Load and re-use a SentenceTransformers word embedding model #
Prerequisites #
-
A Python>=3.6 Code Environment with the following package:
-
sentence-transformers==2.2.2
-
Introduction #
Natural Language Processing (NLP) use cases typically involve converting text to word embeddings. Training your word embeddings on large corpora of texts is costly. As a result, downloading pre-trained word embeddings models and re-training them as needed is a popular option. SentenceTransformers is a Python framework for state-of-the-art sentence, text and image embeddings. The framework is based on Pytorch and Transformers and offers a large collection of pre-trained models. In this tutorial, you will use Dataiku’s Code Environment resources feature to download and save pre-trained word embedding models from SentenceTransformers. You will then use one of those models to map a few sentences to embeddings.
Downloading the pre-trained word embedding model #
The first step is to download the required assets for your pre-trained models. To do so, in the Resources screen of your Code Environment, input the following initialization script then click on Update :
######################## Base imports #################################
import logging
import os
import shutil
from dataiku.code_env_resources import clear_all_env_vars
from dataiku.code_env_resources import grant_permissions
from dataiku.code_env_resources import set_env_path
from dataiku.code_env_resources import set_env_var
from dataiku.code_env_resources import update_models_meta
# Set-up logging
logging.basicConfig()
logger = logging.getLogger("code_env_resources")
logger.setLevel(logging.INFO)
# Clear all environment variables defined by a previously run script
clear_all_env_vars()
# Optionally restrict the GPUs this code environment can use (it can use all by default)
# set_env_var("CUDA_VISIBLE_DEVICES", "") # Hide all GPUs
# set_env_var("CUDA_VISIBLE_DEVICES", "0") # Allow only cuda:0
# set_env_var("CUDA_VISIBLE_DEVICES", "0,1") # Allow only cuda:0 & cuda:1
######################## Sentence Transformers #################################
# Set sentence_transformers cache directory
set_env_path("SENTENCE_TRANSFORMERS_HOME", "sentence_transformers")
import sentence_transformers
# Download pretrained models
MODELS_REPO_AND_REVISION = [
("DataikuNLP/average_word_embeddings_glove.6B.300d", "52d892b217016f53b6c717839bf62c746a658933"),
# Add other models you wish to download and make available as shown below (removing the # to uncomment):
# ("bert-base-uncased", "b96743c503420c0858ad23fca994e670844c6c05"),
]
sentence_transformers_cache_dir = os.getenv("SENTENCE_TRANSFORMERS_HOME")

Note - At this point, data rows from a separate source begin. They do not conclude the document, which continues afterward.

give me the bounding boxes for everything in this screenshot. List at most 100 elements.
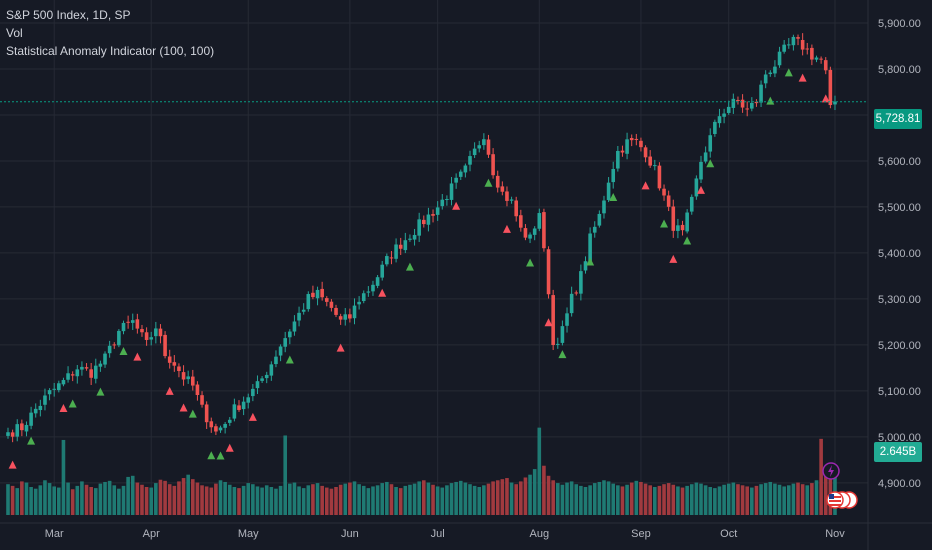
candle [708, 128, 713, 158]
chart-legend: S&P 500 Index, 1D, SP Vol Statistical An… [6, 6, 214, 60]
candle [528, 232, 532, 244]
y-tick-label: 5,300.00 [878, 294, 921, 306]
candle [546, 246, 551, 299]
volume-bar [486, 483, 491, 515]
volume-bar [662, 484, 666, 515]
candle [195, 381, 200, 401]
candle [38, 399, 43, 417]
volume-bar [292, 482, 297, 515]
volume-bar [537, 427, 542, 515]
volume-bar [260, 487, 264, 515]
volume-bar [634, 480, 639, 515]
bullish-anomaly-signal [766, 96, 775, 105]
x-tick-label: Mar [45, 528, 64, 540]
candle [495, 170, 500, 193]
candle [486, 134, 491, 158]
candle [371, 280, 375, 296]
volume-bar [722, 484, 726, 515]
candle [408, 234, 412, 242]
bullish-anomaly-signal [27, 436, 36, 445]
volume-bar [191, 479, 195, 515]
candle [694, 175, 699, 200]
candle [315, 286, 320, 306]
volume-bar [66, 482, 70, 515]
volume-bar [625, 484, 629, 515]
bullish-anomaly-signal [706, 159, 715, 168]
volume-bar [791, 483, 796, 515]
volume-bar [172, 485, 177, 515]
volume-bar [542, 465, 546, 515]
candle [800, 33, 805, 56]
candle [218, 425, 223, 433]
x-tick-label: Apr [143, 528, 160, 540]
candle [805, 42, 810, 55]
candle [653, 159, 657, 171]
volume-bar [43, 480, 47, 515]
candle [380, 260, 385, 281]
legend-volume[interactable]: Vol [6, 26, 23, 40]
volume-bar [694, 482, 699, 515]
volume-bar [648, 485, 652, 515]
candle [33, 403, 38, 418]
candle [796, 34, 800, 46]
volume-bar [408, 484, 412, 515]
volume-bar [403, 485, 408, 515]
volume-bar [84, 484, 89, 515]
bullish-anomaly-signal [683, 236, 692, 245]
volume-bar [103, 481, 107, 515]
volume-bar [592, 483, 597, 515]
volume-bar [121, 485, 126, 515]
candle [620, 145, 625, 157]
bullish-anomaly-signal [526, 258, 535, 267]
volume-bar [232, 487, 237, 515]
bearish-anomaly-signal [641, 181, 650, 190]
volume-bar [616, 485, 620, 515]
candle [639, 137, 643, 152]
candle [773, 60, 777, 78]
bullish-anomaly-signal [285, 355, 294, 364]
candle [251, 384, 255, 402]
candle [398, 237, 403, 255]
candle [84, 363, 89, 371]
candle [482, 133, 486, 150]
volume-bar [130, 475, 135, 515]
legend-symbol[interactable]: S&P 500 Index, 1D, SP [6, 8, 131, 22]
volume-bar [611, 483, 616, 515]
volume-bar [93, 488, 98, 515]
candle [592, 221, 597, 238]
volume-bar [357, 484, 361, 515]
candle [112, 342, 117, 349]
volume-bar [301, 488, 306, 515]
volume-bar [639, 481, 643, 515]
candle [158, 324, 163, 344]
candle [149, 331, 154, 346]
volume-bar [759, 484, 763, 515]
bullish-anomaly-signal [96, 387, 105, 396]
volume-bar [814, 480, 819, 515]
volume-bar [361, 485, 366, 515]
candle [555, 337, 560, 349]
bearish-anomaly-signal [798, 73, 807, 82]
bearish-anomaly-signal [502, 224, 511, 233]
candle [477, 140, 482, 153]
volume-bar [158, 479, 163, 515]
candle [782, 40, 786, 54]
volume-bar [713, 488, 717, 515]
events-flag-icon[interactable] [826, 491, 858, 509]
volume-bar [10, 485, 15, 515]
candle [352, 298, 357, 325]
candle [468, 150, 472, 172]
volume-bar [338, 484, 343, 515]
legend-indicator[interactable]: Statistical Anomaly Indicator (100, 100) [6, 44, 215, 58]
volume-bar [75, 485, 80, 515]
candle [551, 289, 555, 351]
alert-icon[interactable] [822, 462, 840, 480]
volume-bar [38, 485, 43, 515]
y-tick-label: 5,400.00 [878, 248, 921, 260]
candle [583, 256, 588, 274]
candle [519, 209, 523, 232]
volume-bar [449, 483, 454, 515]
volume-bar [579, 485, 583, 515]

for (model_repo, revision) in MODELS_REPO_AND_REVISION:
logger.info("Loading pretrained SentenceTransformer model: {}".format(model_repo))
model_path = os.path.join(sentence_transformers_cache_dir, model_repo.replace("/", "_"))

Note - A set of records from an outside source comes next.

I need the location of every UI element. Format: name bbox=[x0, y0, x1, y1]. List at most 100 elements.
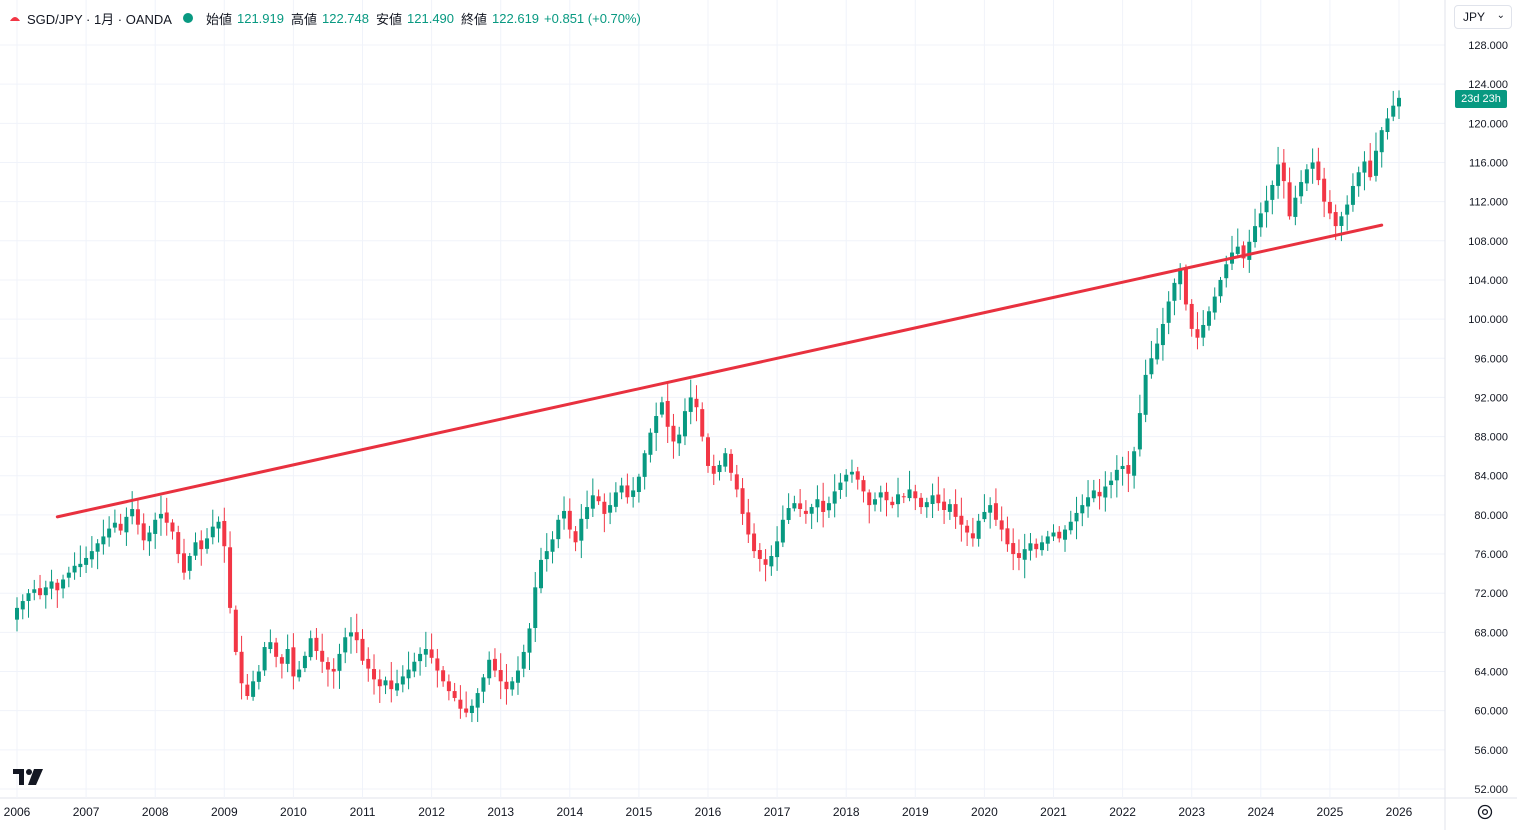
candle-body bbox=[1063, 529, 1068, 540]
y-tick-label: 108.000 bbox=[1468, 236, 1508, 248]
candle-body bbox=[999, 520, 1004, 530]
candle bbox=[15, 597, 19, 632]
candle-body bbox=[1143, 374, 1148, 415]
y-tick-label: 68.000 bbox=[1474, 627, 1508, 639]
low-label: 安値 bbox=[376, 11, 403, 27]
bar-countdown-tag: 23d 23h bbox=[1455, 90, 1507, 108]
x-tick-label: 2017 bbox=[764, 805, 791, 819]
candle bbox=[153, 512, 158, 549]
candle bbox=[1345, 195, 1350, 231]
candle-body bbox=[608, 505, 613, 513]
candle-body bbox=[377, 679, 382, 687]
symbol-title[interactable]: SGD/JPY · 1月 · OANDA bbox=[27, 11, 172, 27]
candle-body bbox=[325, 662, 330, 670]
candle-body bbox=[1155, 343, 1160, 360]
candle-body bbox=[1310, 162, 1315, 169]
candle bbox=[302, 651, 307, 673]
candle bbox=[320, 633, 325, 673]
candle bbox=[510, 677, 515, 696]
candle bbox=[924, 497, 929, 518]
candle bbox=[631, 477, 636, 508]
candle-body bbox=[1097, 491, 1102, 497]
candle-body bbox=[256, 671, 261, 682]
candle-body bbox=[867, 492, 872, 506]
candle-body bbox=[1201, 324, 1206, 338]
candle bbox=[677, 426, 682, 456]
candle bbox=[222, 507, 227, 563]
candle bbox=[792, 495, 797, 512]
candle-body bbox=[297, 669, 302, 678]
trendline[interactable] bbox=[55, 223, 1384, 519]
candle-body bbox=[567, 510, 572, 530]
candle-body bbox=[648, 432, 653, 455]
candle-body bbox=[130, 509, 135, 517]
candle-body bbox=[1086, 497, 1091, 507]
candle bbox=[890, 496, 895, 509]
candle bbox=[913, 484, 918, 511]
candle bbox=[481, 674, 486, 704]
candle bbox=[706, 433, 710, 473]
y-tick-label: 60.000 bbox=[1474, 706, 1508, 718]
candle-body bbox=[354, 632, 359, 641]
candle-body bbox=[976, 520, 981, 539]
candle-body bbox=[1172, 282, 1177, 301]
candle-body bbox=[936, 494, 941, 504]
candle bbox=[187, 552, 192, 580]
candle-body bbox=[268, 642, 273, 650]
candle-body bbox=[1039, 542, 1044, 551]
candle bbox=[838, 473, 843, 499]
candle bbox=[348, 617, 353, 654]
x-tick-label: 2014 bbox=[556, 805, 583, 819]
x-tick-label: 2007 bbox=[73, 805, 100, 819]
candle-body bbox=[832, 491, 837, 504]
candle bbox=[1299, 170, 1304, 204]
candle bbox=[1034, 538, 1039, 558]
x-tick-label: 2022 bbox=[1109, 805, 1136, 819]
candle bbox=[274, 637, 279, 668]
candle bbox=[331, 658, 336, 689]
candle-body bbox=[896, 494, 901, 505]
candle-body bbox=[1350, 185, 1355, 205]
gear-icon[interactable] bbox=[1476, 803, 1494, 821]
candle-body bbox=[187, 556, 192, 571]
candle bbox=[861, 475, 866, 503]
candle bbox=[256, 664, 261, 690]
candle-body bbox=[1183, 267, 1188, 305]
x-tick-label: 2018 bbox=[833, 805, 860, 819]
candle-body bbox=[872, 499, 877, 505]
candle bbox=[815, 485, 820, 523]
candle bbox=[694, 385, 699, 422]
candle bbox=[1166, 291, 1171, 335]
candle bbox=[55, 579, 60, 608]
time-axis[interactable]: 2006 2007 2008 2009 2010 2011 2012 2013 2014 2015… bbox=[4, 805, 1413, 819]
trendline-layer[interactable] bbox=[55, 223, 1384, 519]
candle-body bbox=[1045, 536, 1050, 544]
candle bbox=[233, 605, 238, 656]
candle bbox=[798, 489, 803, 517]
candle bbox=[446, 674, 451, 701]
tradingview-logo-icon[interactable] bbox=[12, 768, 44, 786]
candle bbox=[1137, 394, 1142, 457]
candle bbox=[1281, 149, 1286, 199]
candle-body bbox=[164, 512, 169, 523]
candle-body bbox=[959, 515, 964, 525]
candle bbox=[239, 635, 244, 700]
candle bbox=[314, 628, 319, 660]
candle bbox=[210, 509, 215, 545]
candle bbox=[849, 459, 854, 483]
y-tick-label: 52.000 bbox=[1474, 784, 1508, 796]
candle bbox=[982, 494, 987, 523]
candle bbox=[435, 648, 440, 688]
x-tick-label: 2011 bbox=[350, 805, 376, 819]
candle-body bbox=[688, 397, 693, 412]
currency-dropdown[interactable]: JPY ⌄ bbox=[1454, 5, 1512, 29]
candle bbox=[1247, 229, 1252, 273]
candle bbox=[711, 454, 716, 485]
candle-body bbox=[1028, 543, 1033, 551]
price-axis[interactable]: 128.000 124.000 120.000 116.000 112.000 108.0… bbox=[1468, 40, 1508, 796]
candle-body bbox=[590, 495, 595, 509]
candle bbox=[1005, 516, 1010, 552]
candle-body bbox=[181, 553, 186, 573]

# This also skips same models with a different revision
if not os.path.exists(model_path):
model_path_tmp = sentence_transformers.util.snapshot_download(
repo_id=model_repo,
revision=revision,
cache_dir=sentence_transformers_cache_dir,
library_name="sentence-transformers",
library_version=sentence_transformers.__version__,
ignore_files=["flax_model.msgpack", "rust_model.ot", "tf_model.h5",],
)
os.rename(model_path_tmp, model_path)
else:
logger.info("Model already downloaded, skipping")
# Add sentence embedding models to the code-envs models meta-data
# (ensure that they are properly displayed in the feature handling)
update_models_meta()
# Grant everyone read access to pretrained models in sentence_transformers/ folder
# (by default, sentence transformers makes them only readable by the owner)
grant_permissions(sentence_transformers_cache_dir)
This script retrieves a pre-trained model from
SentenceTransformers
and stores them in the Dataiku Instance. To download more of them, you’ll need to add them to the list and includes their
revision
, which is the model repository’s way of
versioning these models
.
Note that the script will only need to run once. After that, all users allowed to use the Code Environment will be able to leverage the pre-trained models without having to re-download them.
Converting sentences to embeddings using your pre-trained model #
You can now use those pre-trained models in your Dataiku Project’s Python Recipe or notebook. Here is an example using the word
average_word_embeddings_glove.6B.300d
model to map each sentence in a list to a 300-dimensional dense vector space.
import os
from sentence_transformers import SentenceTransformer
# Load pre-trained model
sentence_transformer_home = os.getenv('SENTENCE_TRANSFORMERS_HOME')
model_path = os.path.join(sentence_transformer_home, 'DataikuNLP_average_word_embeddings_glove.6B.300d')
model = SentenceTransformer(model_path)
sentences = ["I really like Ice cream", "Brussels sprouts are okay too"]
# get sentences embeddings
embeddings = model.encode(sentences)
embeddings.shape
Running this code should output a numpy array of shape (2,300) containing numerical values.